By nature, incentives have an endpoint: the targeted period ends alongside the curated sales focus. Short-term incentive strategies, such as target campaigns, promotional offers, and sales-driven campaigns often linked to travel incentives or large reward pools, can generate immediate double-digit revenue and transactional engagement with customers.
These tactics avoid a price discussion, focusing the sales channel discussions on achieving the incentive, not the price point.
Incentives can be delivered as standalone sales events or featured campaigns in a long-term loyalty strategy.
A targeted incentive can deliver outcomes such as focusing on select customer groups, new product development (NPD), or low sales periods.
Marketing and sales leaders can drive success by blending incentive activation and loyalty brand building, by structuring loyalty and incentive programs to deliver both immediate sales impact and long-term brand reinforcement.
Investing in data and insights is crucial, as loyalty program analytics can help optimise promotions and improve customer segmentation, allowing your brand to gain even more significant benefits from the initiative.
To maximise budget impact, aligning promotional spend with loyalty-driven strategies ensures sustainable growth, rather than short-term sales spikes.
Promotions, reward campaigns, and tiered incentives drive short-term sales and customer engagement, whereas long-term customer retention and loyalty stem from brand equity, trust, and ongoing perceived value.
Loyalty programs and incentives aren’t just about discounts and points—they are powerful tools that align with Binet & Field’s long and short of marketing. By striking the right balance between promotional activation and brand-building strategies, B2B businesses can create lasting customer relationships while driving measurable sales impact.

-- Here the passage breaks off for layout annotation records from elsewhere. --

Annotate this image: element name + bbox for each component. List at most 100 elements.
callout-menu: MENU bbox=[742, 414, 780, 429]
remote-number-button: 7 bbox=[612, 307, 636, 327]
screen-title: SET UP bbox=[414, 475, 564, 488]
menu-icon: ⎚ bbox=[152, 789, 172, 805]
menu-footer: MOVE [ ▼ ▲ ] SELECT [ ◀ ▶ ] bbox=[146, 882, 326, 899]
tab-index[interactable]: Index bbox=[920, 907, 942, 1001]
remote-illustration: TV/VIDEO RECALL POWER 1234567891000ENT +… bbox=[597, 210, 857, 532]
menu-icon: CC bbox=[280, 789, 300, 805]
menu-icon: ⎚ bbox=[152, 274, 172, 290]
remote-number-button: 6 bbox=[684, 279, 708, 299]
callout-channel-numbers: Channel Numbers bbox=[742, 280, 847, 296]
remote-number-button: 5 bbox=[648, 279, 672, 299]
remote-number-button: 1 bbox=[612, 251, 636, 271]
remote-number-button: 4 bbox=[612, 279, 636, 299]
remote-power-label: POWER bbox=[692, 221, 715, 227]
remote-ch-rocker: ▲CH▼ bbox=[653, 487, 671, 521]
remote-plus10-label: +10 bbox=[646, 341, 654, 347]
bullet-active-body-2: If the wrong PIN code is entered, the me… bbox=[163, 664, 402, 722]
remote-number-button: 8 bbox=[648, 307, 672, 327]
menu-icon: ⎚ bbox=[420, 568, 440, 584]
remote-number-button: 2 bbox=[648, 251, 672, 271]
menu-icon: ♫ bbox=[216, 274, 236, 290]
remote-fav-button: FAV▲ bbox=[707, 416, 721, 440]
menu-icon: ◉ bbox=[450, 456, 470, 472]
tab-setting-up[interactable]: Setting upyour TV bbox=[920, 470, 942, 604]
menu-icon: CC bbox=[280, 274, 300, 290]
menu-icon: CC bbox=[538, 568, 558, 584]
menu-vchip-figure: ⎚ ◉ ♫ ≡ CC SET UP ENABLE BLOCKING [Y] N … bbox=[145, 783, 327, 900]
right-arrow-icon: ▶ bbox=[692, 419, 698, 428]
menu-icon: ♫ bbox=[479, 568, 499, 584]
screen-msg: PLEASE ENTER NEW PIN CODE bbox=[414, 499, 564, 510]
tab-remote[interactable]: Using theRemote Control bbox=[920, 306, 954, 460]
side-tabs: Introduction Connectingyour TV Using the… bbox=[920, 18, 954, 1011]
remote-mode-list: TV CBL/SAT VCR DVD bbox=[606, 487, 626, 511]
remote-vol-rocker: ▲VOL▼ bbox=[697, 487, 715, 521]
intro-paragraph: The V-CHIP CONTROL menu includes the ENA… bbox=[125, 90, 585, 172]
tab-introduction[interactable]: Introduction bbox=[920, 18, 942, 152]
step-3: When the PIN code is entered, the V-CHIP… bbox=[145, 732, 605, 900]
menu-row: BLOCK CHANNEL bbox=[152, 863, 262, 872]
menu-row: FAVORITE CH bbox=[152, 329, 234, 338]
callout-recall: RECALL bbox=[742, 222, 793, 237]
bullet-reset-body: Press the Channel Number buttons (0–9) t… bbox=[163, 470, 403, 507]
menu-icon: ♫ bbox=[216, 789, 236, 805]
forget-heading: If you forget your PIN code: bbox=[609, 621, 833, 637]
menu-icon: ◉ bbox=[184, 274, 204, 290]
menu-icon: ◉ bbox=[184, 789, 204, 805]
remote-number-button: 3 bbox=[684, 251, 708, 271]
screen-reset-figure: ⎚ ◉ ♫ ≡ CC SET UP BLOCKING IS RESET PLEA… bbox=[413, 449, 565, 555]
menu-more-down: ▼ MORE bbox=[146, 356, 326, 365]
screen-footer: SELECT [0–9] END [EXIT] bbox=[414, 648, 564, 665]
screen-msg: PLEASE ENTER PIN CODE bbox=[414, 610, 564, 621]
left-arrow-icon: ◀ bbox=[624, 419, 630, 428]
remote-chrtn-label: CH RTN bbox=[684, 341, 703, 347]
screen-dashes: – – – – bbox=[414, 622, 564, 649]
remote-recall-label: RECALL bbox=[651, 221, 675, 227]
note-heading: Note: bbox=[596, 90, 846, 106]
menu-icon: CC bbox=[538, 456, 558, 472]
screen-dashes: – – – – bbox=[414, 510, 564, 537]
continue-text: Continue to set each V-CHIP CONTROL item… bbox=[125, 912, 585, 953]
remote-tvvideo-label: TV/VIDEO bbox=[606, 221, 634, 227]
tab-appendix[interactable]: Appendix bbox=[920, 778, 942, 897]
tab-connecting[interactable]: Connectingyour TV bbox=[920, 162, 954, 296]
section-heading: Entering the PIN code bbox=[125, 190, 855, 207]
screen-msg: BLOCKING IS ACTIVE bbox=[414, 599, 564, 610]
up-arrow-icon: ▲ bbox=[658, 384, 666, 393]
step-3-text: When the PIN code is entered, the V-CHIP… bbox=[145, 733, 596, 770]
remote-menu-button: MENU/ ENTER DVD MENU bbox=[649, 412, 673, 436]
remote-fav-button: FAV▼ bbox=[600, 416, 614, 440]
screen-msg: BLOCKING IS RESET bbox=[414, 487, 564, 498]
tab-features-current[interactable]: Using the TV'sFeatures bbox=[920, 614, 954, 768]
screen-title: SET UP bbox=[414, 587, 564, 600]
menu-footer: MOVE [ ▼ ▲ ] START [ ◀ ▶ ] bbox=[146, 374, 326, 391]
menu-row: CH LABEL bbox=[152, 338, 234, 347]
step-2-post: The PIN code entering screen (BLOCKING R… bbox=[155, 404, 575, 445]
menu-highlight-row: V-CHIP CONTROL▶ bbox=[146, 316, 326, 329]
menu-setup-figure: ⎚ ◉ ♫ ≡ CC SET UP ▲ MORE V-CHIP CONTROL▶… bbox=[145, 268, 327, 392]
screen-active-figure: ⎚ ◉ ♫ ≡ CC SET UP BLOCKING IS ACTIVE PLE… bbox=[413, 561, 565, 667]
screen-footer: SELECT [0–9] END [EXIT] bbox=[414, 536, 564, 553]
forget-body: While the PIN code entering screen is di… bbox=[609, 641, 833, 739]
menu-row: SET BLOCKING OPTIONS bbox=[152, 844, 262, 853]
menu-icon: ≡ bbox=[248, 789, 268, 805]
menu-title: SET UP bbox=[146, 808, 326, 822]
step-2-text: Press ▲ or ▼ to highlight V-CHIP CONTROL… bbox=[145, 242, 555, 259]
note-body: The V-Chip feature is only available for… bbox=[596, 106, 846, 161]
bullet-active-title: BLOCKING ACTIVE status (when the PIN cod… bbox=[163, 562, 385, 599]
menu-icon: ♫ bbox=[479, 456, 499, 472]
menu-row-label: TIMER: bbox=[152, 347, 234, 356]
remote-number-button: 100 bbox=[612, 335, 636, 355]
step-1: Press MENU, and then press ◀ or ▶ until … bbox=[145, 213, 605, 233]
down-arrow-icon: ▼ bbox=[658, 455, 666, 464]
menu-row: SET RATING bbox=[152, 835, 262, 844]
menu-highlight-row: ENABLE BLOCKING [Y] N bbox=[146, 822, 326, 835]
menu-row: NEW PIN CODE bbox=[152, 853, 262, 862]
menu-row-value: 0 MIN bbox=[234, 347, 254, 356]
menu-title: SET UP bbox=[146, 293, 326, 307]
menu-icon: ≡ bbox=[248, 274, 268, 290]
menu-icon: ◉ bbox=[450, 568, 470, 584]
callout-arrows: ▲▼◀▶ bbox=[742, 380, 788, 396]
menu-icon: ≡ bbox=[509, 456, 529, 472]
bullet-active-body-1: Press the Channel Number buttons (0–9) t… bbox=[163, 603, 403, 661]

Knowing your immediate sales goals and long-term customer plans should indicate which solution style you should execute or identify whether you are leaning too much toward the short-term or the long-term elements.
The long and short principles are a solid foundation to work from. They are proven to be effective for marketing and brand campaigns, so the challenge for the L&I program for marketing and sales leaders is clear: move beyond transactional promotions and embrace loyalty and incentives as strategic levers for sustainable growth.
The brands that succeed will be those that understand that loyalty isn’t just earned—it’s built over time, one experience at a time.